Ahí hubo una época bonita (foros, blogs, webs...), donde había bastante dinámica y contacto cercano con bastantes lectores/escritores. Luego llegó Facebook/Twitter, y para mí ahí terminó esa atmósfera y el gusto por hacer vida social digital como hasta aquel entonces. Lo reconozco, es cosa mía, no de esas excelentes plataformas. Se ganó en rapidez, inmediatez, sobresaturación de información, y para mí cualquier atisbo de encanto por esa dinámica. Lo reconozco, es cosa mía, nada más. No me gusta la pornografía emocional, ni sacarle fotos a los garbanzos que me como, ni enseñarle mis putas vacaciones a medio mundo, ni las adorables caritas de mis hijos (¿qué pensarán de mayores de todo esto?) si los tuviera... a lo mejor es que soy demasiado radical, pero paso de toda esta mierda, en serio. El que se quiere comunicar de verdad, lo hace, creedme.
Y este blog, que nació, por un lado, para servirme de recordatorio de cosas que voy leyendo, viendo... y la impresión que me dejaron, y bueno, por si a alguien mi opinión sobre algo -por afinidad con mis gustos- le puede orientar a la hora de elegir ciertas cosas que echarse a los ojos o las manos.

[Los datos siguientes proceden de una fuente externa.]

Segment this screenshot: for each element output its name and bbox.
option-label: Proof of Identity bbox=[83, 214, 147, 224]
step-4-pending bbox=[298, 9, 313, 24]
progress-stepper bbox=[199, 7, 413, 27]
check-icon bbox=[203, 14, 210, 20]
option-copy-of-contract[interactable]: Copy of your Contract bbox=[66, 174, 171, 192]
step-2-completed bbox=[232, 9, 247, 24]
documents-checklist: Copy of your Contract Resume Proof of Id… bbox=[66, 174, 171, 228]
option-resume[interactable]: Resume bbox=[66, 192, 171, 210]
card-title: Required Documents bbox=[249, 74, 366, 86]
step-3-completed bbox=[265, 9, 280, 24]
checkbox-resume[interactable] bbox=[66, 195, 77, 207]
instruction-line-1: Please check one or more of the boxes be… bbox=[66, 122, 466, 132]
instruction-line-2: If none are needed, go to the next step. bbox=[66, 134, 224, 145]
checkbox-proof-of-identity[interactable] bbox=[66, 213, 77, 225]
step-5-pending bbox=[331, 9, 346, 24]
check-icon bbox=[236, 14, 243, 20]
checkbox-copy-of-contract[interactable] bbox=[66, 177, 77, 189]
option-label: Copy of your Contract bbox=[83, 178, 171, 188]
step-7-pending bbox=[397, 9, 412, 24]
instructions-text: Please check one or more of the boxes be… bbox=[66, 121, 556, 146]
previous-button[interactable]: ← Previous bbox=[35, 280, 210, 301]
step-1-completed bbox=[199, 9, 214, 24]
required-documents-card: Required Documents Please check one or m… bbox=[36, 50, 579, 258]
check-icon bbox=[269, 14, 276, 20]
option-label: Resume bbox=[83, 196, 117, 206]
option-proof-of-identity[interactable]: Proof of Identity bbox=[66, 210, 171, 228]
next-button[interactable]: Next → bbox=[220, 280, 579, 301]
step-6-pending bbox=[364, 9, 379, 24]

Aquí también se han vivido buenas conversaciones con excelentes amigos/as a lo largo del tiempo, las recuerdo bien.
Para mí, lentamente, y aunque sigo leyendo los blogs de los más cercanos compañeros/as (David, Alcoze, Sonia...) también ha ido pasando mi gusto por comentar / que me comenten -los blogs funcionan así, no nos engañemos-, por lo que he ido viendo que no tiene mucho sentido seguir publicando por aquí.
Sobre todo teniendo una web que pago (anti)religiosamente, jeje.
Así que he decidido unificar todo lo que vaya produciendo (reseñas, relatos... etc) en luisbermer.com, dejando este blog casi que para mi uso para ver el blogroll de los viejos amigos/as y poner entradas de anuncio cuando saque cosas nuevas en la web, para los que queden interesados en lo que voy escribiendo.
Por supuesto, todo comentario será allí agradecido y contestado. Es simplemente un cambio de lugar, no duplicar cuando todo puede encontrarse en un único sitio. ¿Para qué bajarte al garaje cuando puedes hablar desde el salón? Pues eso. Que de momento, no me rindo ;)
Así que, si queréis, ¡nos seguimos leyendo por la web!